Emas berjangka naik 1,5 persen menjadi USD 1.939,80 per ounce karena investor mencari tempat berlindung yang aman lainnya.
Indeks Volatilitas Cboe, ukuran ketakutan Wall Street, melonjak ke atas level 37 pada hari Kamis, mendekati level tertinggi tahun ini.
Saham Eropa merosot tajam setelah Rusia memulai serangan terhadap Ukraina, memicu krisis diplomatik yang sudah berlangsung lama menjadi konflik militer. Pan-European Stoxx 600 turun lebih dari 3 persen ke titik terendah tahun ini.
VanEck Russia ETF, sekuritas yang diperdagangkan di AS yang berinvestasi di perusahaan-perusahaan top Rusia, turun hampir 16 persen pada hari Kamis.
“Skenario terburuk Rusia menginvasi Ukraina di luar wilayah separatis adalah kejutan bagi pasar ekuitas dan minyak. Dampaknya dapat memiliki dampak negatif yang cukup besar pada ekonomi Eropa yang kemudian akan sedikit mengurangi aktivitas AS,” kata Kathy Bostjancic, Kepala Ekonom AS di Oxford Economics.
"Dalam menghadapi ketidakpastian dan kejatuhan ekonomi negatif seperti itu, Fed kemungkinan akan menaikkan suku bunga kebijakan hanya 25bps pada Maret, tetapi masih akan bergerak maju."

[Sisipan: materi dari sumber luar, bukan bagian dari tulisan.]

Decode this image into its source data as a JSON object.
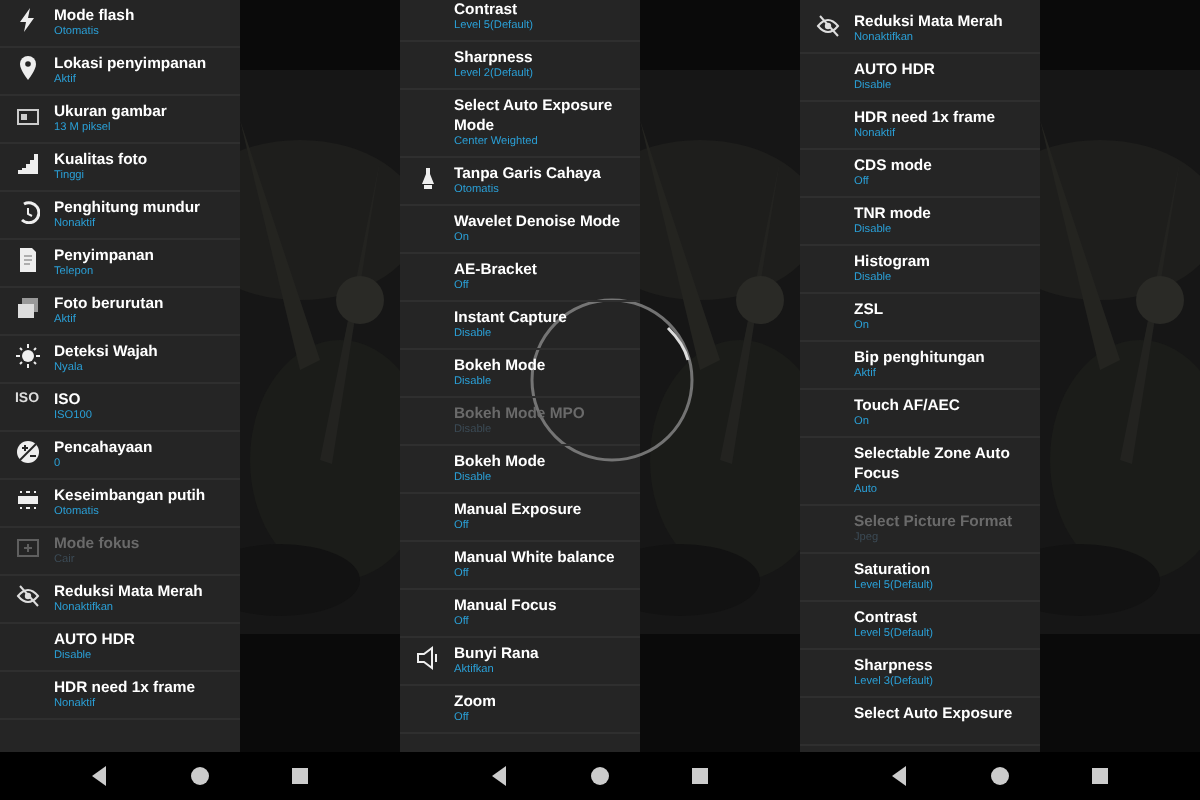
{
  "screens": [
    {
      "settings": [
        {
          "title": "Mode flash",
          "value": "Otomatis",
          "kind": "flash",
          "disabled": false
        },
        {
          "title": "Lokasi penyimpanan",
          "value": "Aktif",
          "kind": "pin",
          "disabled": false
        },
        {
          "title": "Ukuran gambar",
          "value": "13 M piksel",
          "kind": "frame",
          "disabled": false
        },
        {
          "title": "Kualitas foto",
          "value": "Tinggi",
          "kind": "steps",
          "disabled": false
        },
        {
          "title": "Penghitung mundur",
          "value": "Nonaktif",
          "kind": "timer",
          "disabled": false
        },
        {
          "title": "Penyimpanan",
          "value": "Telepon",
          "kind": "card",
          "disabled": false
        },
        {
          "title": "Foto berurutan",
          "value": "Aktif",
          "kind": "stack",
          "disabled": false
        },
        {
          "title": "Deteksi Wajah",
          "value": "Nyala",
          "kind": "sun",
          "disabled": false
        },
        {
          "title": "ISO",
          "value": "ISO100",
          "kind": "label",
          "icon_text": "ISO",
          "disabled": false
        },
        {
          "title": "Pencahayaan",
          "value": "0",
          "kind": "exposure",
          "disabled": false
        },
        {
          "title": "Keseimbangan putih",
          "value": "Otomatis",
          "kind": "balance",
          "disabled": false
        },
        {
          "title": "Mode fokus",
          "value": "Cair",
          "kind": "focus",
          "disabled": true
        },
        {
          "title": "Reduksi Mata Merah",
          "value": "Nonaktifkan",
          "kind": "eye",
          "disabled": false
        },
        {
          "title": "AUTO HDR",
          "value": "Disable",
          "kind": "plain",
          "disabled": false
        },
        {
          "title": "HDR need 1x frame",
          "value": "Nonaktif",
          "kind": "plain",
          "disabled": false
        }
      ]
    },
    {
      "settings": [
        {
          "title": "Contrast",
          "value": "Level 5(Default)",
          "kind": "plain",
          "disabled": false
        },
        {
          "title": "Sharpness",
          "value": "Level 2(Default)",
          "kind": "plain",
          "disabled": false
        },
        {
          "title": "Select Auto Exposure Mode",
          "value": "Center Weighted",
          "kind": "plain",
          "disabled": false
        },
        {
          "title": "Tanpa Garis Cahaya",
          "value": "Otomatis",
          "kind": "bulb",
          "disabled": false
        },
        {
          "title": "Wavelet Denoise Mode",
          "value": "On",
          "kind": "plain",
          "disabled": false
        },
        {
          "title": "AE-Bracket",
          "value": "Off",
          "kind": "plain",
          "disabled": false
        },
        {
          "title": "Instant Capture",
          "value": "Disable",
          "kind": "plain",
          "disabled": false
        },
        {
          "title": "Bokeh Mode",
          "value": "Disable",
          "kind": "plain",
          "disabled": false
        },
        {
          "title": "Bokeh Mode MPO",
          "value": "Disable",
          "kind": "plain",
          "disabled": true
        },
        {
          "title": "Bokeh Mode",
          "value": "Disable",
          "kind": "plain",
          "disabled": false
        },
        {
          "title": "Manual Exposure",
          "value": "Off",
          "kind": "plain",
          "disabled": false
        },
        {
          "title": "Manual White balance",
          "value": "Off",
          "kind": "plain",
          "disabled": false
        },
        {
          "title": "Manual Focus",
          "value": "Off",
          "kind": "plain",
          "disabled": false
        },
        {
          "title": "Bunyi Rana",
          "value": "Aktifkan",
          "kind": "speaker",
          "disabled": false
        },
        {
          "title": "Zoom",
          "value": "Off",
          "kind": "plain",
          "disabled": false
        }
      ]
    },
    {
      "settings": [
        {
          "title": "Reduksi Mata Merah",
          "value": "Nonaktifkan",
          "kind": "eye",
          "disabled": false
        },
        {
          "title": "AUTO HDR",
          "value": "Disable",
          "kind": "plain",
          "disabled": false
        },
        {
          "title": "HDR need 1x frame",
          "value": "Nonaktif",
          "kind": "plain",
          "disabled": false
        },
        {
          "title": "CDS mode",
          "value": "Off",
          "kind": "plain",
          "disabled": false
        },
        {
          "title": "TNR mode",
          "value": "Disable",
          "kind": "plain",
          "disabled": false
        },
        {
          "title": "Histogram",
          "value": "Disable",
          "kind": "plain",
          "disabled": false
        },
        {
          "title": "ZSL",
          "value": "On",
          "kind": "plain",
          "disabled": false
        },
        {
          "title": "Bip penghitungan",
          "value": "Aktif",
          "kind": "plain",
          "disabled": false
        },
        {
          "title": "Touch AF/AEC",
          "value": "On",
          "kind": "plain",
          "disabled": false
        },
        {
          "title": "Selectable Zone Auto Focus",
          "value": "Auto",
          "kind": "plain",
          "disabled": false
        },
        {
          "title": "Select Picture Format",
          "value": "Jpeg",
          "kind": "plain",
          "disabled": true
        },
        {
          "title": "Saturation",
          "value": "Level 5(Default)",
          "kind": "plain",
          "disabled": false
        },
        {
          "title": "Contrast",
          "value": "Level 5(Default)",
          "kind": "plain",
          "disabled": false
        },
        {
          "title": "Sharpness",
          "value": "Level 3(Default)",
          "kind": "plain",
          "disabled": false
        },
        {
          "title": "Select Auto Exposure",
          "kind": "plain",
          "disabled": false
        }
      ]
    }
  ]
}
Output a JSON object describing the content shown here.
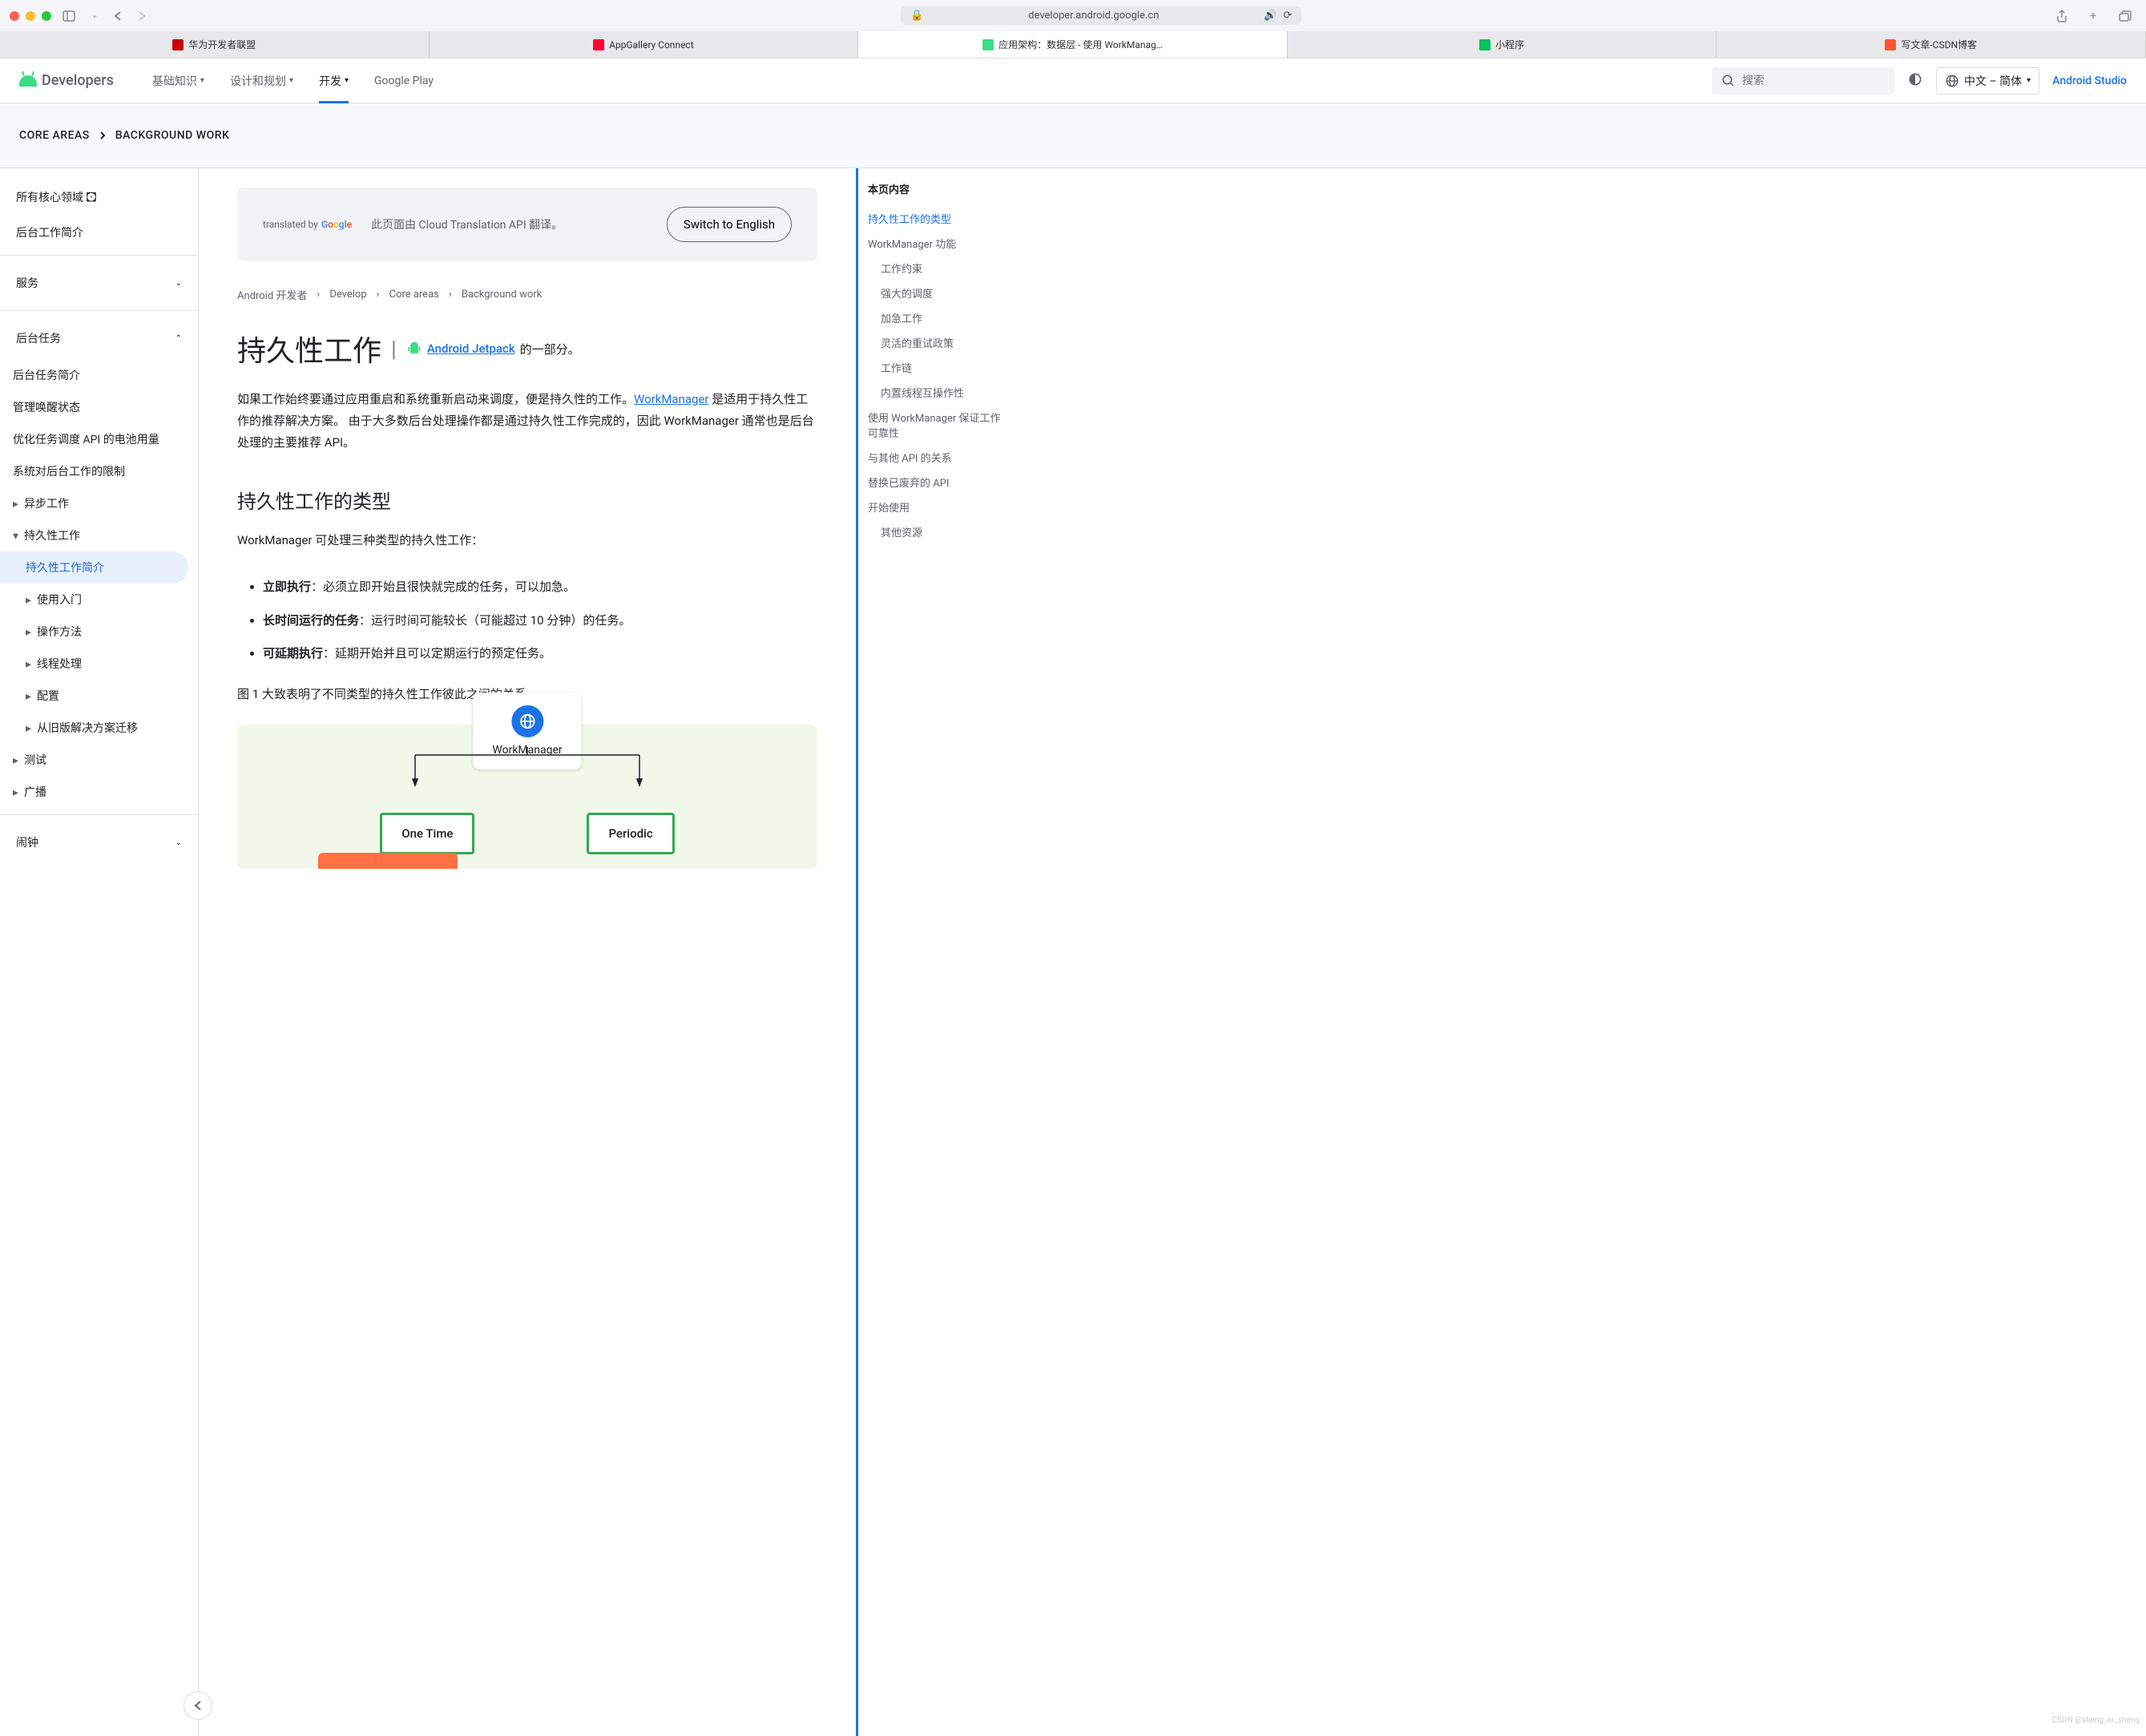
{
  "browser": {
    "url": "developer.android.google.cn",
    "tabs": [
      {
        "label": "华为开发者联盟",
        "color": "#c7000b"
      },
      {
        "label": "AppGallery Connect",
        "color": "#ff0033"
      },
      {
        "label": "应用架构：数据层 - 使用 WorkManag…",
        "color": "#3ddc84",
        "active": true
      },
      {
        "label": "小程序",
        "color": "#07c160"
      },
      {
        "label": "写文章-CSDN博客",
        "color": "#fc5531"
      }
    ]
  },
  "header": {
    "logo_text": "Developers",
    "nav": [
      {
        "label": "基础知识",
        "caret": true
      },
      {
        "label": "设计和规划",
        "caret": true
      },
      {
        "label": "开发",
        "caret": true,
        "active": true
      },
      {
        "label": "Google Play"
      }
    ],
    "search_placeholder": "搜索",
    "language": "中文 – 简体",
    "studio_link": "Android Studio"
  },
  "breadcrumb_bar": {
    "items": [
      "CORE AREAS",
      "BACKGROUND WORK"
    ]
  },
  "sidebar": {
    "top": [
      {
        "label": "所有核心领域 🖸"
      },
      {
        "label": "后台工作简介"
      }
    ],
    "services_label": "服务",
    "bg_tasks_label": "后台任务",
    "bg_tasks": [
      {
        "label": "后台任务简介"
      },
      {
        "label": "管理唤醒状态"
      },
      {
        "label": "优化任务调度 API 的电池用量"
      },
      {
        "label": "系统对后台工作的限制"
      }
    ],
    "async_label": "异步工作",
    "persistent_label": "持久性工作",
    "persistent_items": [
      {
        "label": "持久性工作简介",
        "selected": true
      },
      {
        "label": "使用入门",
        "expandable": true
      },
      {
        "label": "操作方法",
        "expandable": true
      },
      {
        "label": "线程处理",
        "expandable": true
      },
      {
        "label": "配置",
        "expandable": true
      },
      {
        "label": "从旧版解决方案迁移",
        "expandable": true
      }
    ],
    "testing_label": "测试",
    "broadcast_label": "广播",
    "alarm_label": "闹钟"
  },
  "translate": {
    "by": "translated by",
    "msg": "此页面由 Cloud Translation API 翻译。",
    "switch": "Switch to English"
  },
  "content_crumb": [
    "Android 开发者",
    "Develop",
    "Core areas",
    "Background work"
  ],
  "page_title": "持久性工作",
  "jetpack": {
    "link_text": "Android Jetpack",
    "suffix": " 的一部分。"
  },
  "intro": {
    "t1": "如果工作始终要通过应用重启和系统重新启动来调度，便是持久性的工作。",
    "link": "WorkManager",
    "t2": " 是适用于持久性工作的推荐解决方案。 由于大多数后台处理操作都是通过持久性工作完成的，因此 WorkManager 通常也是后台处理的主要推荐 API。"
  },
  "section1": {
    "heading": "持久性工作的类型",
    "intro": "WorkManager 可处理三种类型的持久性工作：",
    "bullets": [
      {
        "term": "立即执行",
        "desc": "：必须立即开始且很快就完成的任务，可以加急。"
      },
      {
        "term": "长时间运行的任务",
        "desc": "：运行时间可能较长（可能超过 10 分钟）的任务。"
      },
      {
        "term": "可延期执行",
        "desc": "：延期开始并且可以定期运行的预定任务。"
      }
    ],
    "figcap": "图 1 大致表明了不同类型的持久性工作彼此之间的关系。"
  },
  "diagram": {
    "wm_label": "WorkManager",
    "onetime": "One Time",
    "periodic": "Periodic"
  },
  "toc": {
    "title": "本页内容",
    "items": [
      {
        "label": "持久性工作的类型",
        "active": true
      },
      {
        "label": "WorkManager 功能"
      },
      {
        "label": "工作约束",
        "sub": true
      },
      {
        "label": "强大的调度",
        "sub": true
      },
      {
        "label": "加急工作",
        "sub": true
      },
      {
        "label": "灵活的重试政策",
        "sub": true
      },
      {
        "label": "工作链",
        "sub": true
      },
      {
        "label": "内置线程互操作性",
        "sub": true
      },
      {
        "label": "使用 WorkManager 保证工作可靠性"
      },
      {
        "label": "与其他 API 的关系"
      },
      {
        "label": "替换已废弃的 API"
      },
      {
        "label": "开始使用"
      },
      {
        "label": "其他资源",
        "sub": true
      }
    ]
  },
  "watermark": "CSDN @sheng_er_sheng"
}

Saham perusahaan global rontok. Seperti saham Apple turun 4 persen. Bank of America dan JPMorgan Chase masing-masing kehilangan lebih dari 4,5 persen dan Tesla adalah 5 persen lebih rendah.
Di antara beberapa saham di zona hijau adalah saham energi dan pertahanan. Exxon Mobil sedikit lebih tinggi. Lockheed Martin naik 1,5 persendan Raytheon Technologies sedikit lebih tinggi.
Bitcoin semakin terpukul, baru-baru ini turun 6,5 persen menjadi USD35.207,50 karena investor melepaskan risiko.
"Investor harus mengharapkan sanksi kuat yang dikenakan pada Rusia, yang akan memperlambat pertumbuhan dan meninggalkan tekanan ke atas pada harga komoditas," tulis Dennis DeBusschere dari 22V Research.
“Berapa lama krisis ini berlangsung akan menentukan seberapa besar inflasi, kondisi keuangan, dan pertumbuhan akan terpengaruh. Jangka pendek, pelarian ke tempat yang aman berarti imbal hasil Treasury, ekspektasi kenaikan suku bunga, dan aset berisiko turun tajam."
Situasi Ukraina telah menambah ketegangan bagi pasar, yang telah khawatir tentang kebijakan Federal Reserve yang lebih ketat di tengah meningkatnya inflasi.